I was recently reviewing an old exam and noticed I lost marks for the following Q/A. I cannot for the life of me figure out why this was the case. If someone could highlight what I did incorrectly and suggest a correction, that would be greatly appreciated.
Question:
Prove $a \cdot b = 0 \iff a = 0 \vee b = 0$ where $a$ and $b$ are elements of a field $F$.
Answer:
First we show $a = 0 \vee b = 0 \Longrightarrow a \cdot b = 0$.
Let $x \in F$ be arbitrary. Then $0 \cdot x = 0 \cdot x + 0$ But $x \in F$, so there exists an additive inverse $(-x)$ for $x$. Hence $ 0 \cdot x + 0 = 0 \cdot x + (x + (-x))$ Using the associativity of addition and the distributivity of multiplication over addition in $F$ we have $0 \cdot x + (x + (-x)) = (0 \cdot x + x) + (-x) = x \cdot (0 + 1) + (-x)$ Thus $0 \cdot x = x \cdot 1 + (-x) = 0$ Because $x$ was arbitrary, we can conclude that $0$ multiplied by any element of $F$ is $0$. Given that $a = 0 \vee b = 0$, it follows that $a \cdot b = 0$.

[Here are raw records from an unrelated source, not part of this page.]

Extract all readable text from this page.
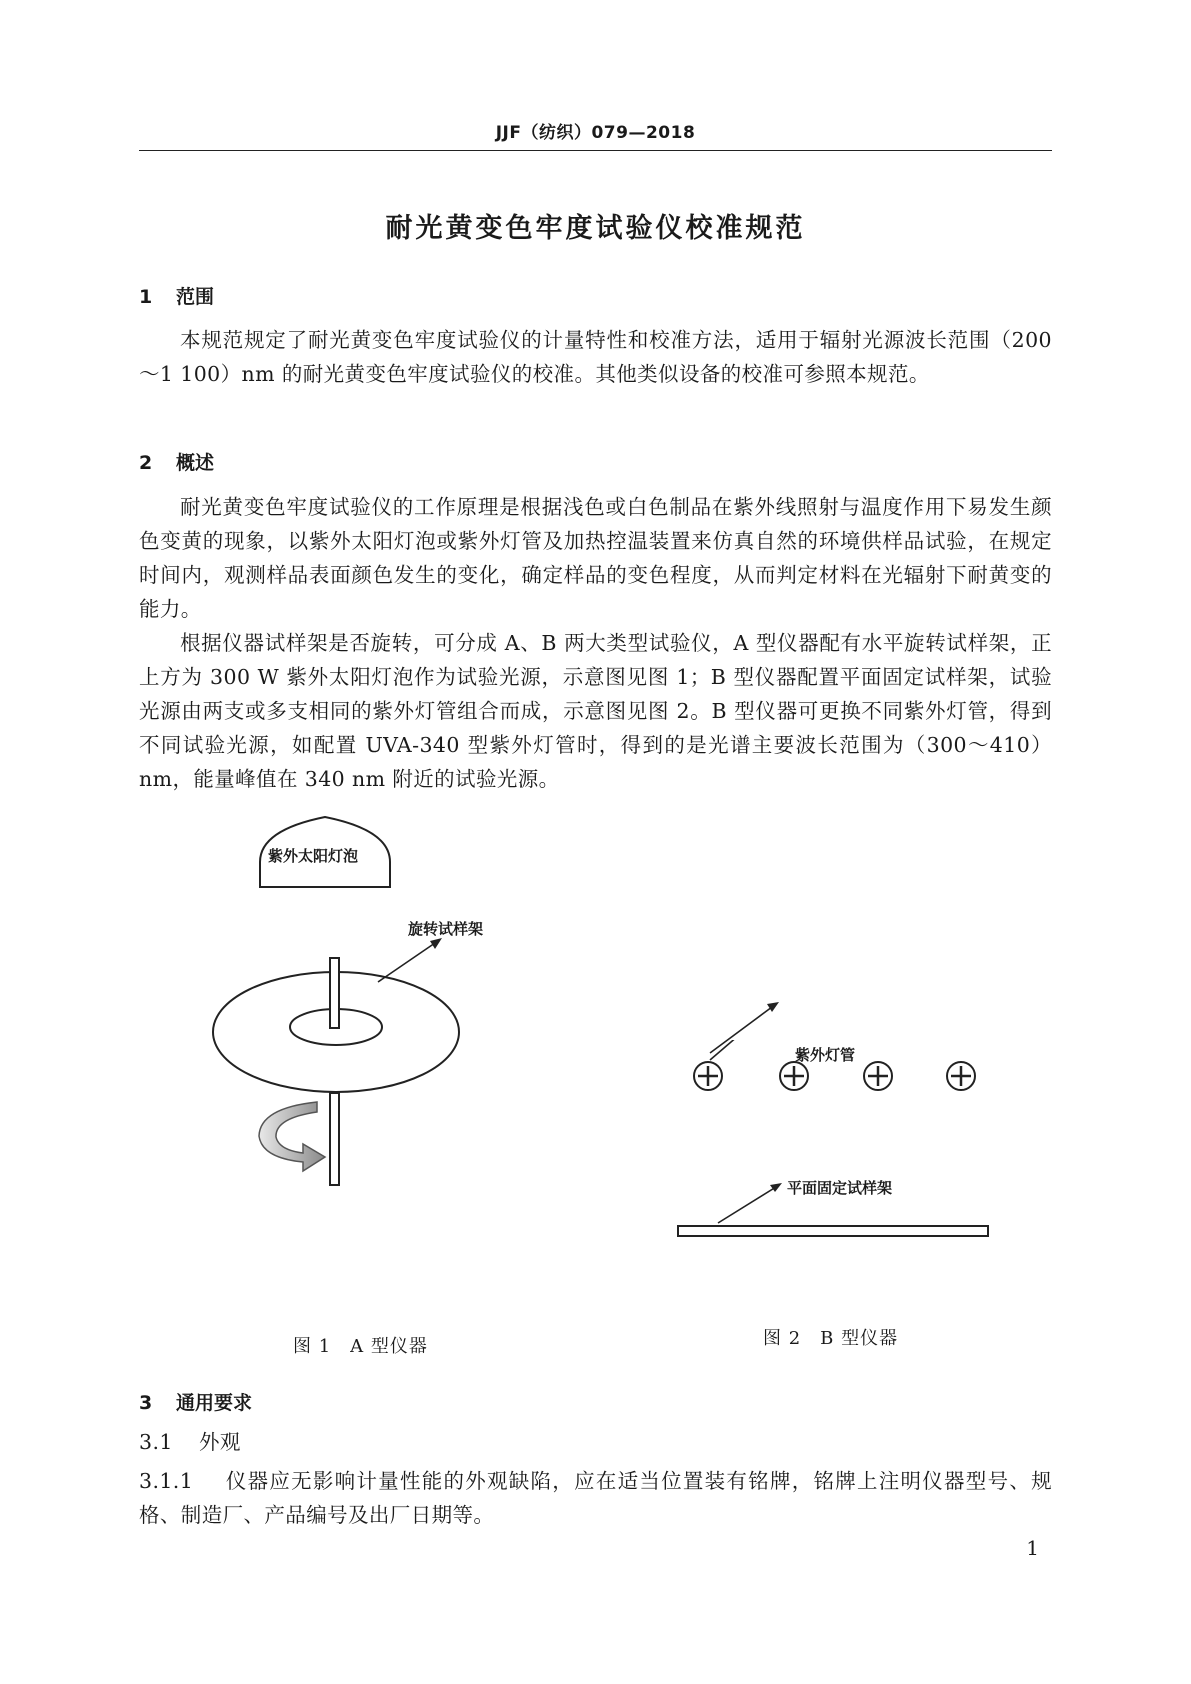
JJF（纺织）079—2018
耐光黄变色牢度试验仪校准规范
1 范围
本规范规定了耐光黄变色牢度试验仪的计量特性和校准方法，适用于辐射光源波长范围（200～1 100）nm 的耐光黄变色牢度试验仪的校准。其他类似设备的校准可参照本规范。
2 概述
耐光黄变色牢度试验仪的工作原理是根据浅色或白色制品在紫外线照射与温度作用下易发生颜色变黄的现象，以紫外太阳灯泡或紫外灯管及加热控温装置来仿真自然的环境供样品试验，在规定时间内，观测样品表面颜色发生的变化，确定样品的变色程度，从而判定材料在光辐射下耐黄变的能力。
根据仪器试样架是否旋转，可分成 A、B 两大类型试验仪，A 型仪器配有水平旋转试样架，正上方为 300 W 紫外太阳灯泡作为试验光源，示意图见图 1；B 型仪器配置平面固定试样架，试验光源由两支或多支相同的紫外灯管组合而成，示意图见图 2。B 型仪器可更换不同紫外灯管，得到不同试验光源，如配置 UVA-340 型紫外灯管时，得到的是光谱主要波长范围为（300～410）nm，能量峰值在 340 nm 附近的试验光源。
紫外太阳灯泡
旋转试样架
图 1　A 型仪器
紫外灯管
平面固定试样架
图 2　B 型仪器
3 通用要求
3.1 外观
3.1.1 仪器应无影响计量性能的外观缺陷，应在适当位置装有铭牌，铭牌上注明仪器型号、规格、制造厂、产品编号及出厂日期等。
1
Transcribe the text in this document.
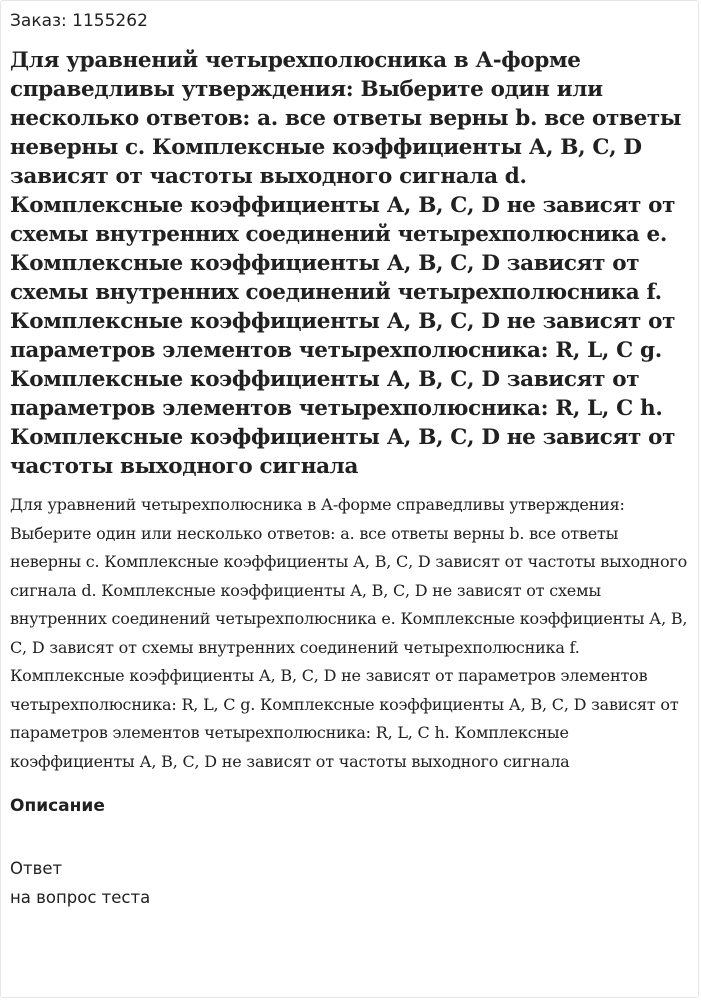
Заказ: 1155262
Для уравнений четырехполюсника в А-форме справедливы утверждения: Выберите один или несколько ответов: a. все ответы верны b. все ответы неверны c. Комплексные коэффициенты А, В, С, D зависят от частоты выходного сигнала d. Комплексные коэффициенты А, В, С, D не зависят от схемы внутренних соединений четырехполюсника e. Комплексные коэффициенты А, В, С, D зависят от схемы внутренних соединений четырехполюсника f. Комплексные коэффициенты А, В, С, D не зависят от параметров элементов четырехполюсника: R, L, C g. Комплексные коэффициенты А, В, С, D зависят от параметров элементов четырехполюсника: R, L, C h. Комплексные коэффициенты А, В, С, D не зависят от частоты выходного сигнала

Для уравнений четырехполюсника в А-форме справедливы утверждения: Выберите один или несколько ответов: a. все ответы верны b. все ответы неверны c. Комплексные коэффициенты А, В, С, D зависят от частоты выходного сигнала d. Комплексные коэффициенты А, В, С, D не зависят от схемы внутренних соединений четырехполюсника e. Комплексные коэффициенты А, В, С, D зависят от схемы внутренних соединений четырехполюсника f. Комплексные коэффициенты А, В, С, D не зависят от параметров элементов четырехполюсника: R, L, C g. Комплексные коэффициенты А, В, С, D зависят от параметров элементов четырехполюсника: R, L, C h. Комплексные коэффициенты А, В, С, D не зависят от частоты выходного сигнала

Описание
Ответ
на вопрос теста
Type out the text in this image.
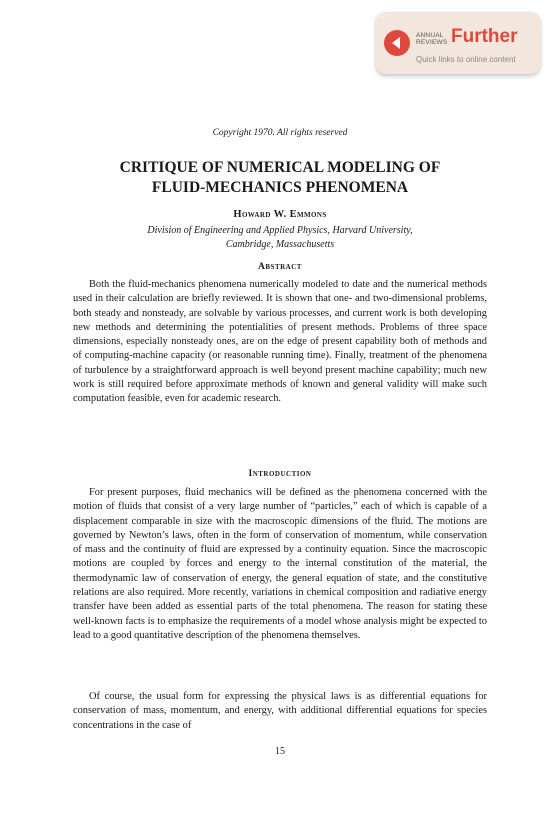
ANNUAL
REVIEWS Further
Quick links to online content
Copyright 1970. All rights reserved
CRITIQUE OF NUMERICAL MODELING OF
FLUID-MECHANICS PHENOMENA
Howard W. Emmons
Division of Engineering and Applied Physics, Harvard University,
Cambridge, Massachusetts
Abstract

Both the fluid-mechanics phenomena numerically modeled to date and the numerical methods used in their calculation are briefly reviewed. It is shown that one- and two-dimensional problems, both steady and nonsteady, are solvable by various processes, and current work is both developing new methods and determining the potentialities of present methods. Problems of three space dimensions, especially nonsteady ones, are on the edge of present capability both of methods and of computing-machine capacity (or reasonable running time). Finally, treatment of the phenomena of turbulence by a straightforward approach is well beyond present machine capability; much new work is still required before approximate methods of known and general validity will make such computation feasible, even for academic research.

Introduction

For present purposes, fluid mechanics will be defined as the phenomena concerned with the motion of fluids that consist of a very large number of “particles,” each of which is capable of a displacement comparable in size with the macroscopic dimensions of the fluid. The motions are governed by Newton’s laws, often in the form of conservation of momentum, while conservation of mass and the continuity of fluid are expressed by a continuity equation. Since the macroscopic motions are coupled by forces and energy to the internal constitution of the material, the thermodynamic law of conservation of energy, the general equation of state, and the constitutive relations are also required. More recently, variations in chemical composition and radiative energy transfer have been added as essential parts of the total phenomena. The reason for stating these well-known facts is to emphasize the requirements of a model whose analysis might be expected to lead to a good quantitative description of the phenomena themselves.

Of course, the usual form for expressing the physical laws is as differential equations for conservation of mass, momentum, and energy, with additional differential equations for species concentrations in the case of

15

Next we show $a \cdot b = 0 \Longrightarrow a = 0 \vee b = 0$. If we assume the contrary, we have $a \cdot b = 0 \wedge (a \ne 0 \wedge b \ne 0)$ We know that there exists a multiplicative inverse $a^{-1}$ for $a$, so $a^{-1} \cdot a \cdot b = a^{-1} \cdot 0$ But (remembering that associativity holds) this reduces to $1 \cdot b = 0$, which is a contradiction. Hence it follows that $a \cdot b = 0 \iff a = 0 \vee b = 0$